Two new taskforces related to sports governance and anti-doping are to be set-up by the Association of Summer Olympic International Federations (ASOIF) following a meeting of the body's ruling council in Lausanne.
The anti-doping body will be in charge of conducting a study on current activities and related expenditure of the 28 ASOIF member federations.
Its findings will be expected to deliver "valuable input" to the ongoing discussions about the potential creation of an independent body for testing, an idea brought up during the last Olympic Summit at the end of October.
It will be chaired by Turkey's Council member Uğur Erdener, the World Archery President who also sits on the IOC Executive Board and heads the IOC's Medical and Scientific Commission.
Under the new plans, International Federations could pool funding to the World Anti-Doping Agency (WADA), which would then vastly increase the scale of its activities to potentially carrying out testing and sanctioning programmes itself.
Suspicions over widespread doping across the sports world have increased in recent weeks following publication of the WADA Independent Commission's report, which confirmed allegations of systemic doping within Russian athletics.
Former International Association of Athletics Federations (IAAF) head Lamine Diack was also arrested last month by Interpol after accusations he accepted bribes to cover-up doping in the world's largest country, leading to increased scepticism over how seriously the IAAF and other IFs are treating the problem.
Improved governance has also been consequently hailed as a key priority, forming the theme of this month's International Federations' (IF) Forum in Lausanne.
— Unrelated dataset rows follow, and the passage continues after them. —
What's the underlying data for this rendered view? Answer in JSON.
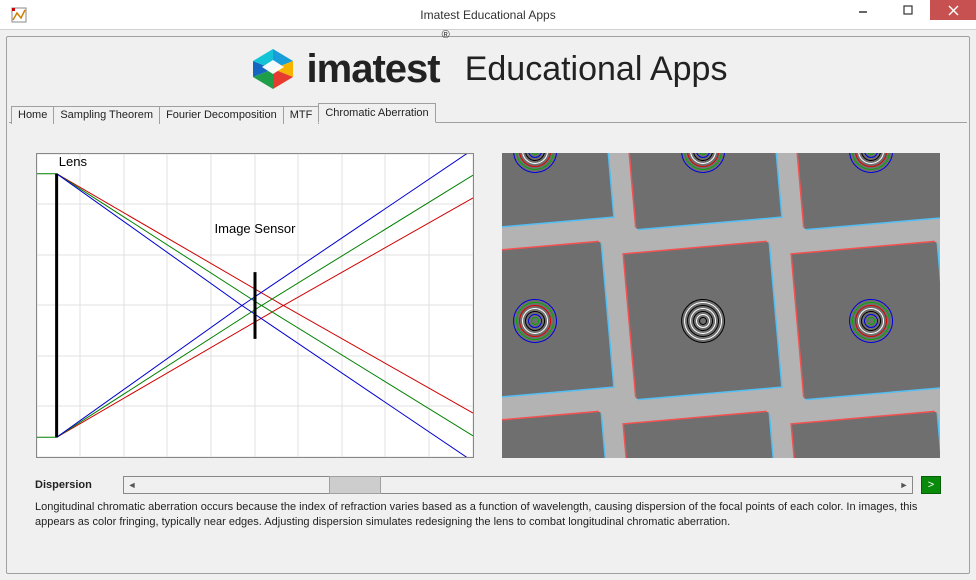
{
  "window": {
    "title": "Imatest Educational Apps"
  },
  "brand": {
    "name": "imatest",
    "reg": "®",
    "sub": "Educational Apps"
  },
  "tabs": {
    "items": [
      {
        "label": "Home"
      },
      {
        "label": "Sampling Theorem"
      },
      {
        "label": "Fourier Decomposition"
      },
      {
        "label": "MTF"
      },
      {
        "label": "Chromatic Aberration"
      }
    ],
    "active": 4
  },
  "controls": {
    "dispersion_label": "Dispersion",
    "go_label": ">",
    "slider_pos": 0.25
  },
  "description": "Longitudinal chromatic aberration occurs because the index of refraction varies based as a function of wavelength, causing dispersion of the focal points of each color. In images, this appears as color fringing, typically near edges. Adjusting dispersion simulates redesigning the lens to combat longitudinal chromatic aberration.",
  "chart_data": {
    "type": "line",
    "title": "",
    "xlabel": "",
    "ylabel": "",
    "xlim": [
      0,
      10
    ],
    "ylim": [
      -5,
      5
    ],
    "annotations": [
      {
        "text": "Lens",
        "x": 0.5,
        "y": 4.6
      },
      {
        "text": "Image Sensor",
        "x": 5.0,
        "y": 2.4
      }
    ],
    "lens_x": 0.45,
    "lens_top": 4.35,
    "lens_bottom": -4.35,
    "sensor_x": 5.0,
    "sensor_top": 1.1,
    "sensor_bottom": -1.1,
    "series": [
      {
        "name": "red-top",
        "color": "#d00000",
        "x": [
          0.45,
          5.65,
          10
        ],
        "y": [
          4.35,
          0,
          3.55
        ]
      },
      {
        "name": "red-bot",
        "color": "#d00000",
        "x": [
          0.45,
          5.65,
          10
        ],
        "y": [
          -4.35,
          0,
          -3.55
        ]
      },
      {
        "name": "green-top",
        "color": "#008000",
        "x": [
          0.45,
          5.15,
          10
        ],
        "y": [
          4.35,
          0,
          4.3
        ]
      },
      {
        "name": "green-bot",
        "color": "#008000",
        "x": [
          0.45,
          5.15,
          10
        ],
        "y": [
          -4.35,
          0,
          -4.3
        ]
      },
      {
        "name": "blue-top",
        "color": "#0000d0",
        "x": [
          0.45,
          4.7,
          10
        ],
        "y": [
          4.35,
          0,
          5.15
        ]
      },
      {
        "name": "blue-bot",
        "color": "#0000d0",
        "x": [
          0.45,
          4.7,
          10
        ],
        "y": [
          -4.35,
          0,
          -5.15
        ]
      }
    ],
    "guides": [
      {
        "name": "lens-top-green",
        "color": "#008000",
        "x": [
          0,
          0.45
        ],
        "y": [
          4.35,
          4.35
        ]
      },
      {
        "name": "lens-bottom-green",
        "color": "#008000",
        "x": [
          0,
          0.45
        ],
        "y": [
          -4.35,
          -4.35
        ]
      }
    ]
  },
  "preview": {
    "tile_fringe_colors": {
      "top_left": "#ff4040",
      "bottom_right": "#40c0ff"
    }
  }
}
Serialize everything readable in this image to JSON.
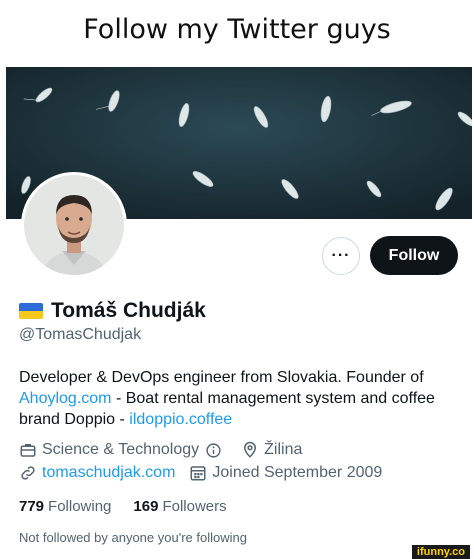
{
  "caption": "Follow my Twitter guys",
  "header": {
    "more_label": "···",
    "follow_label": "Follow"
  },
  "profile": {
    "display_name": "Tomáš Chudják",
    "handle": "@TomasChudjak",
    "bio_line1": "Developer & DevOps engineer from Slovakia. Founder of",
    "bio_link1": "Ahoylog.com",
    "bio_after_link1": " - Boat rental management system and coffee",
    "bio_line3_prefix": "brand Doppio - ",
    "bio_link2": "ildoppio.coffee"
  },
  "meta": {
    "category": "Science & Technology",
    "location": "Žilina",
    "website": "tomaschudjak.com",
    "joined": "Joined September 2009"
  },
  "stats": {
    "following_count": "779",
    "following_label": "Following",
    "followers_count": "169",
    "followers_label": "Followers"
  },
  "not_followed": "Not followed by anyone you're following",
  "watermark": "ifunny.co",
  "colors": {
    "accent": "#1d9bf0",
    "follow_bg": "#0f1419",
    "muted": "#536471",
    "banner": "#1b2f37"
  },
  "icons": {
    "more": "more-dots-icon",
    "flag": "ukraine-flag-icon",
    "category": "briefcase-icon",
    "info": "info-icon",
    "location": "location-pin-icon",
    "website": "link-icon",
    "joined": "calendar-icon"
  }
}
The ASOIF sports governance taskforce aims to "practically support the federations’ intention to ensure good governance within their own structures".
“Our governance taskforce will make sure that words will be followed by concrete, transparent and measurable action," explained ASOIF President Francesco Ricci Bitti, who led the meeting.
"It will analyse the status quo, monitor progress and is expected to deliver a first report to our Council at the next meeting in February.”
Ricci Bitti, the Italian who vacated his Presidency of the International Tennis Federation (ITF) earlier this year, will chair the task force himself, with legal and governance experts from various member federations also expected to participate.
IOC Sports Director Kit McConnell also provided an update on preparations for Rio 2016 during the meeting, including feedback on the test events and the delivery status of the venues.
He spoke about the IF Shared Data Project, an ASOIF-conceived idea pioneering a "unique sporting database containing historical and near-to-live results, athlete biographies and future calendar data with content validated at source by the IFs and the stakeholders of the Olympic Movement".
The IOC has helped to broaden the scope of the project in recent months.
An ASOIF Award recognising distinguished personalities from IFs for outstanding services to ASOIF and its members is also going to be introduced, it was agreed, with award criteria to be considered at the next Council meeting in February.
Ricci Bitti and Erdener are joined on the Council by International Boxing Association President C K Wu and ASOIF executive director Andrew Ryan.
Three new officials were elected to the body at April's General Assembly in Sochi: International Basketball Federation secretary general Patrick Baumann, International Hockey Federation President Leandro Negre and International Canoe Federation head, José Perurena.